When does every automorphism of a ring of continuous functions come from an automorphism of the space?

Question

In recent days I am studying rings of continuous functions and I was wondering whether the following is true:

Let $X$ be a topological space that is Tychonoff (that is, $X$ is completely regular and $T_{1}$) and $C(X)$ be the ring of all real valued continuous functions on $X$. Now, if $F: X \rightarrow X$ be a homeomorphism (with respect to the same topology on $X$), then there is a ring isomorphism $G: C(X) \rightarrow C(X)$ given by $G(f) = f \circ F$ for all $f \in C(X)$. Now, my question is the following: if $G': C(X) \rightarrow C(X)$ be any ring isomorphism, then does there exist a homeomorphism $F': X \rightarrow X$ (with respect to the same topology on $X$) such that $G'(f) = f \circ F'$ for all $f \in C(X)$? If not, then for which topological spaces $X$ the statement is true? If $X$ is completely regular, then all real-valued continuous functions on $X$ determine the topology of $X$. My question is somewhat different and that can be seen from the question.

Answer 1

This is true for compact Hausdorff spaces. More generally, if $X$ is a compact Hausdorff space and $Y$ is any space, then every ring-homomorphism $C(X)\to C(Y)$ is given by composition with a continuous map $Y\to X$. To prove this, note first that every homomorphism $C(X)\to\mathbb{R}$ is of the form $f\mapsto f(x)$ for some $x\in X$ (see here for a proof). Let $e_x$ denote the evaluation at $x$ homomorphism $f\mapsto f(x)$. Now if $G:C(X)\to C(Y)$ is a homomorphism, for each $y\in Y$, the composition $e_y\circ G$ is equal to $e_x$ for some $x\in X$; let $F(y)$ be this $x$, so $F$ is a function $Y\to X$. For any $f\in C(X)$ and any $y\in Y$, then, $G(f)(y)=e_y(G(f))=e_{F(y)}(f)=f(F(y))$, so $G$ is given by composition with $F$. It follows that $F$ is continuous (since its composition with each element of $C(X)$ is continuous and $X$ is completely regular).
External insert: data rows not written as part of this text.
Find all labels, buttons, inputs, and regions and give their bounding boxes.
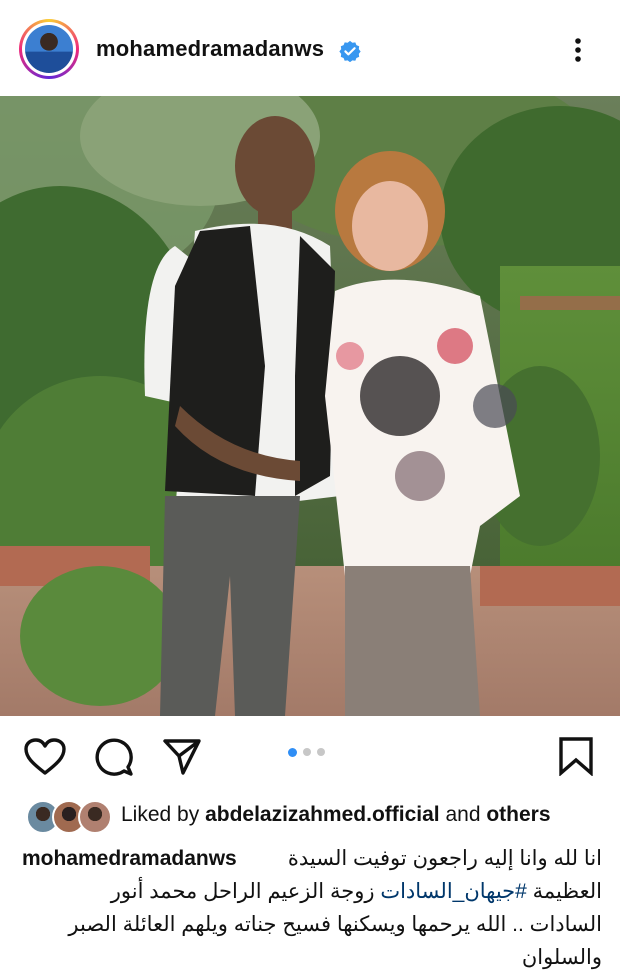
story-ring-avatar[interactable]: [19, 19, 79, 79]
bookmark-icon[interactable]: [558, 736, 594, 776]
liker-avatar[interactable]: [78, 800, 112, 834]
likes-and: and: [439, 803, 487, 826]
post-username[interactable]: mohamedramadanws: [96, 36, 324, 62]
caption-line-2b: زوجة الزعيم الراحل محمد أنور: [110, 880, 381, 903]
caption-first-line: mohamedramadanws انا لله وانا إليه راجعو…: [22, 842, 602, 875]
caption-username[interactable]: mohamedramadanws: [22, 842, 237, 875]
send-icon[interactable]: [162, 737, 202, 777]
caption-line-2: العظيمة #جيهان_السادات زوجة الزعيم الراح…: [22, 875, 602, 908]
photo-image: [0, 96, 620, 716]
verified-badge-icon: [339, 40, 361, 62]
carousel-dot: [303, 748, 311, 756]
likes-user[interactable]: abdelazizahmed.official: [205, 803, 440, 826]
heart-icon[interactable]: [24, 738, 66, 776]
more-vertical-icon[interactable]: [566, 34, 590, 66]
likes-others[interactable]: others: [486, 803, 550, 826]
post-caption: mohamedramadanws انا لله وانا إليه راجعو…: [22, 842, 602, 974]
caption-line-3: السادات .. الله يرحمها ويسكنها فسيح جنات…: [68, 913, 602, 936]
caption-line-2a: العظيمة: [526, 880, 602, 903]
carousel-dot-active: [288, 748, 297, 757]
comment-icon[interactable]: [94, 737, 134, 777]
likes-summary[interactable]: Liked by abdelazizahmed.official and oth…: [121, 803, 551, 827]
caption-line-1: انا لله وانا إليه راجعون توفيت السيدة: [287, 847, 602, 870]
carousel-dot: [317, 748, 325, 756]
caption-hashtag[interactable]: #جيهان_السادات: [380, 880, 527, 903]
avatar: [25, 25, 73, 73]
carousel-indicator: [288, 748, 325, 757]
avatar-frame: [22, 22, 76, 76]
post-header: mohamedramadanws: [0, 0, 620, 96]
post-photo[interactable]: [0, 96, 620, 716]
likes-prefix: Liked by: [121, 803, 206, 826]
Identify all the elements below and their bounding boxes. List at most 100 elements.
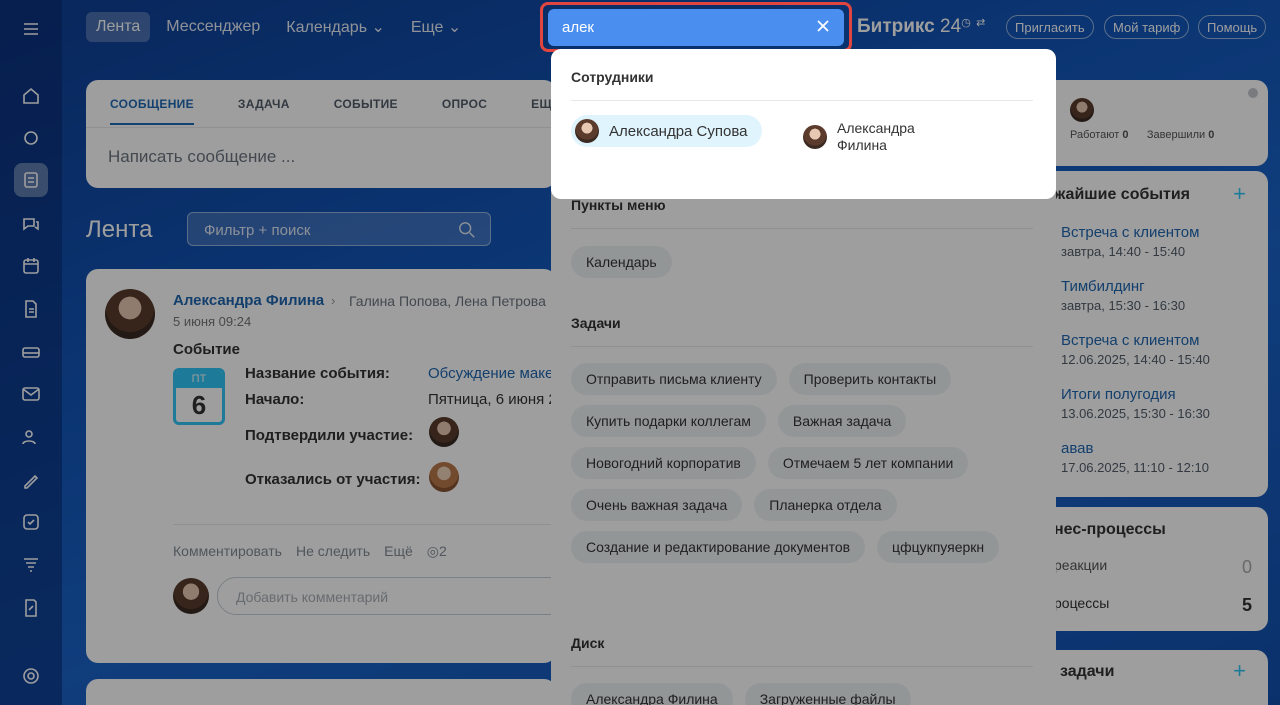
employee-result-chip[interactable]: Александра Супова [571,115,762,147]
confirmed-label: Подтвердили участие: [245,427,414,444]
calendar-icon[interactable] [19,254,43,278]
page-title: Лента [86,216,153,243]
edit-doc-icon[interactable] [19,596,43,620]
close-icon[interactable] [816,19,832,35]
event-item[interactable]: Встреча с клиентом завтра, 14:40 - 15:40 [1061,224,1199,259]
chat-icon[interactable] [19,212,43,236]
process-row[interactable]: реакции 0 [1054,557,1252,578]
working-count: 0 [1122,129,1129,141]
calendar-dow: ПТ [176,371,222,388]
task-result-chip[interactable]: Очень важная задача [571,489,743,521]
mail-icon[interactable] [19,382,43,406]
tasks-widget: задачи + [1040,650,1268,705]
brand-logo[interactable]: Битрикс 24◷ ⇄ [857,16,985,38]
post-kind: Событие [173,341,240,358]
event-item[interactable]: авав 17.06.2025, 11:10 - 12:10 [1061,440,1209,475]
home-icon[interactable] [19,84,43,108]
feed-icon[interactable] [14,163,48,197]
divider [571,346,1033,347]
avatar[interactable] [429,462,459,492]
declined-label: Отказались от участия: [245,471,421,488]
feed-post [86,679,556,705]
document-icon[interactable] [19,297,43,321]
task-result-chip[interactable]: Важная задача [777,405,907,437]
avatar [575,119,599,143]
settings-icon[interactable] [19,664,43,688]
tab-more[interactable]: Еще ⌄ [401,11,471,43]
help-icon[interactable] [1248,88,1258,98]
task-result-chip[interactable]: Отправить письма клиенту [571,363,777,395]
task-result-chip[interactable]: Купить подарки коллегам [571,405,766,437]
done-label: Завершили [1146,129,1206,141]
composer-tab-event[interactable]: СОБЫТИЕ [334,97,398,125]
composer-tab-task[interactable]: ЗАДАЧА [238,97,290,125]
composer-tab-poll[interactable]: ОПРОС [442,97,487,125]
top-navigation: Лента Мессенджер Календарь ⌄ Еще ⌄ [86,11,471,43]
task-result-chip[interactable]: цфцукпуяеркн [877,531,1000,563]
tab-calendar[interactable]: Календарь ⌄ [276,11,395,43]
employee-name: Александра Филина [837,120,915,153]
help-button[interactable]: Помощь [1198,15,1267,39]
tasks-icon[interactable] [19,510,43,534]
task-result-chip[interactable]: Отмечаем 5 лет компании [767,447,969,479]
unfollow-link[interactable]: Не следить [296,543,370,560]
menu-icon[interactable] [19,17,43,41]
event-start-value: Пятница, 6 июня 2 [428,391,557,408]
tab-feed[interactable]: Лента [86,12,151,42]
disk-section-title: Диск [571,635,605,651]
event-item[interactable]: Тимбилдинг завтра, 15:30 - 16:30 [1061,278,1185,313]
invite-button[interactable]: Пригласить [1006,15,1094,39]
task-result-chip[interactable]: Создание и редактирование документов [571,531,866,563]
sign-icon[interactable] [19,468,43,492]
menu-result-chip[interactable]: Календарь [571,246,672,278]
collab-icon[interactable] [19,126,43,150]
filter-placeholder: Фильтр + поиск [204,222,311,239]
more-link[interactable]: Ещё [384,543,413,560]
funnel-icon[interactable] [19,553,43,577]
search-icon[interactable] [458,221,476,239]
contacts-icon[interactable] [19,425,43,449]
processes-title: нес-процессы [1054,521,1166,538]
comment-input[interactable]: Добавить комментарий [217,577,577,615]
post-author[interactable]: Александра Филина [173,292,324,309]
tab-messenger[interactable]: Мессенджер [156,12,270,42]
tariff-button[interactable]: Мой тариф [1104,15,1190,39]
post-date[interactable]: 5 июня 09:24 [173,314,251,329]
avatar [1070,98,1094,122]
left-sidebar [0,0,62,705]
message-input[interactable]: Написать сообщение ... [108,147,295,167]
composer-tab-more[interactable]: ЕЩ [531,97,552,125]
event-item[interactable]: Встреча с клиентом 12.06.2025, 14:40 - 15… [1061,332,1210,367]
process-row[interactable]: роцессы 5 [1054,595,1252,616]
drive-icon[interactable] [19,340,43,364]
calendar-badge: ПТ 6 [173,368,225,425]
divider [571,666,1033,667]
add-event-icon[interactable]: + [1233,181,1246,207]
task-result-chip[interactable]: Новогодний корпоратив [571,447,756,479]
add-task-icon[interactable]: + [1233,658,1246,684]
composer-tab-message[interactable]: СООБЩЕНИЕ [110,97,194,125]
event-name-value[interactable]: Обсуждение маке [428,365,553,382]
avatar[interactable] [105,289,155,339]
comment-link[interactable]: Комментировать [173,543,282,560]
disk-result-chip[interactable]: Загруженные файлы [744,683,911,705]
employee-result-item[interactable]: Александра Филина [803,120,937,154]
post-composer: СООБЩЕНИЕ ЗАДАЧА СОБЫТИЕ ОПРОС ЕЩ Написа… [86,80,556,188]
events-widget: жайшие события + Встреча с клиентом завтр… [1040,171,1268,497]
disk-result-chip[interactable]: Александра Филина [571,683,733,705]
employee-name: Александра Супова [609,122,748,140]
feed-filter-input[interactable]: Фильтр + поиск [187,212,491,246]
views-counter: ◎2 [426,543,447,559]
tasks-title: задачи [1060,663,1115,680]
post-recipients[interactable]: Галина Попова, Лена Петрова [349,293,546,309]
avatar[interactable] [429,417,459,447]
event-item[interactable]: Итоги полугодия 13.06.2025, 15:30 - 16:30 [1061,386,1210,421]
task-result-chip[interactable]: Планерка отдела [754,489,897,521]
post-actions: Комментировать Не следить Ещё ◎2 [173,543,447,560]
settings-toggle-icon[interactable]: ⇄ [976,17,985,29]
avatar [173,578,209,614]
search-input[interactable]: алек [548,9,844,46]
feed-post: Александра Филина › Галина Попова, Лена … [86,269,577,663]
divider [173,524,556,525]
task-result-chip[interactable]: Проверить контакты [788,363,952,395]
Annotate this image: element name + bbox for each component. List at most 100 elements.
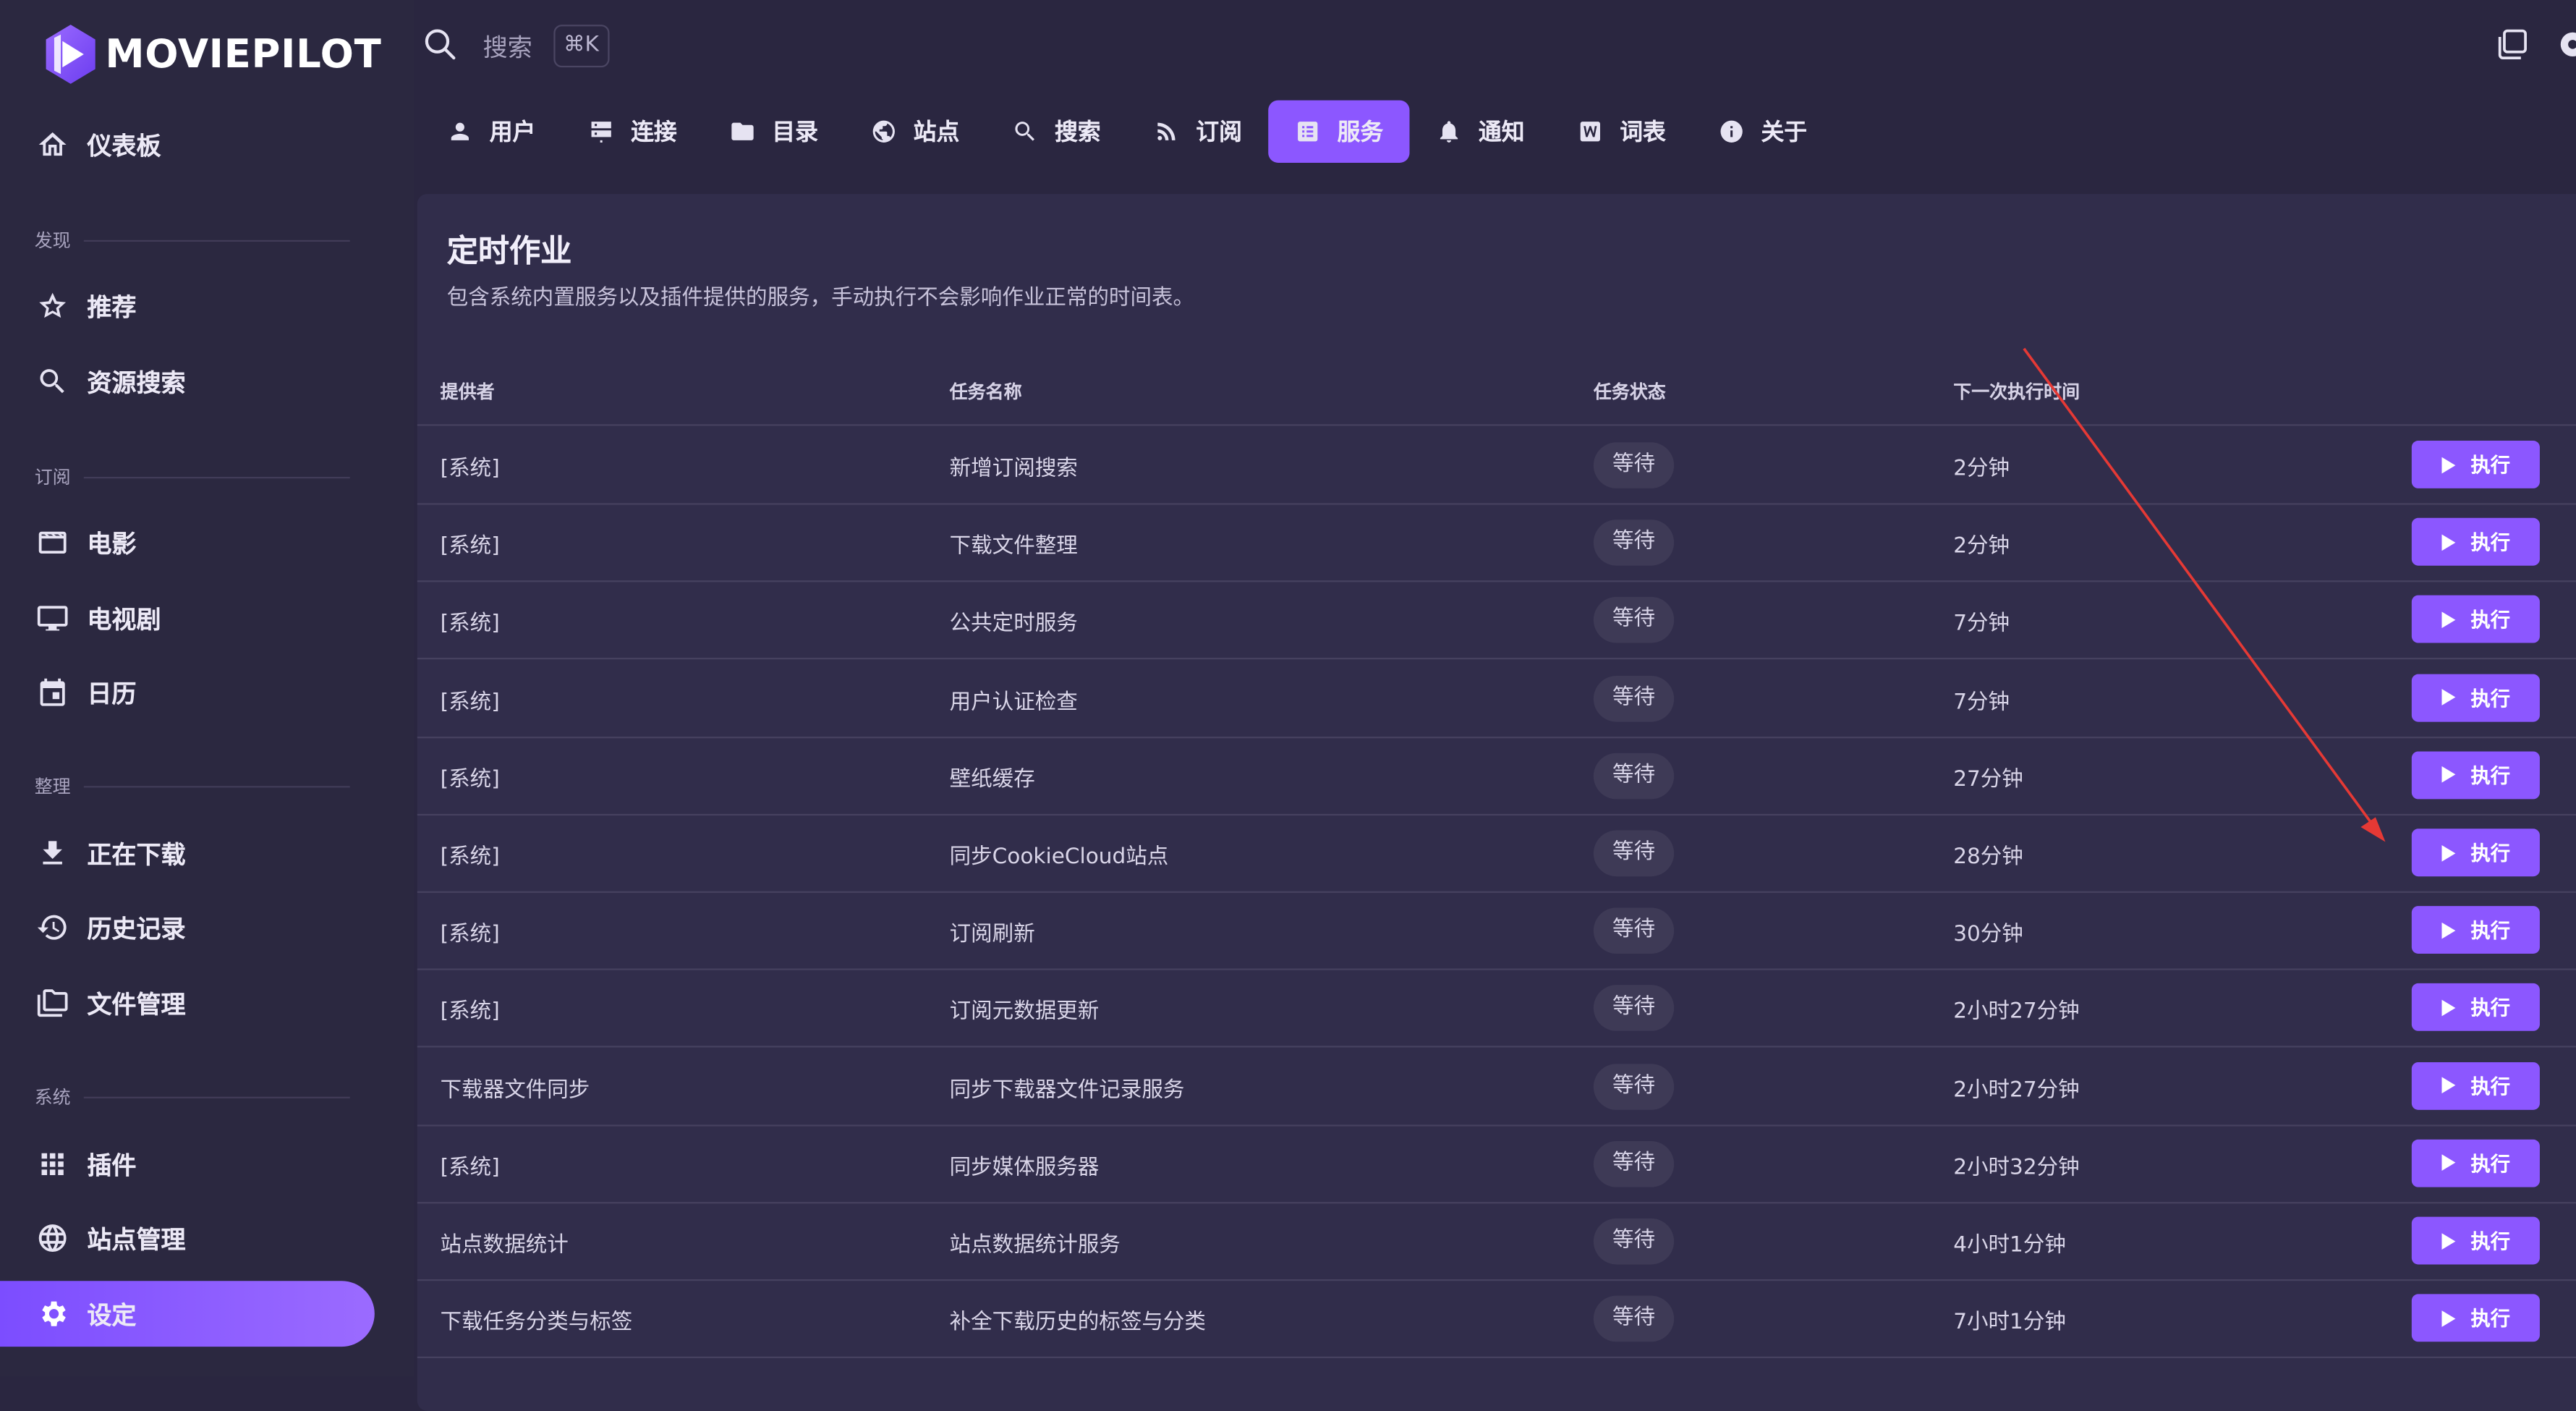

In general, a Tychonoff space is called realcompact if every homomorphism $C(X)\to\mathbb{R}$ is given by evaluation at a point of $X$. The same argument as above shows that if $X$ is realcompact then every homomorphism $C(X)\to C(Y)$ is given by composition with a continuous map, and in particular then every automorphism of $C(X)$ is given by composition with a homeomorphism $X\to X$.

This conclusion about automorphisms is not true for arbitrary Tychonoff spaces. For a counterexample, let $X=((\omega_1+1)\times\{0,1\})\setminus\{(\omega_1,1)\}$. Since every continuous real-valued function on $\omega_1$ is eventually constant (and so extends continuously to $\omega_1+1$), $C(X)\cong C((\omega_1+1)\times\{0,1\})$. Now $(\omega_1+1)\times\{0,1\}$ has an automorphism that swaps $0$ and $1$ on the second coordinate, and this gives an automorphism of $C(X)$. However, this automorphism of $C(X)$ does not come from any automorphism of $X$, since it sends the homomorphism $C(X)\to\mathbb{R}$ given by evaluation at the point $(\omega_1,0)$ to a homomorphism $C(X)\to\mathbb{R}$ which is not given by evaluation at any point (it would be evaluation at $(\omega_1,1)$ but that point is not in $X$).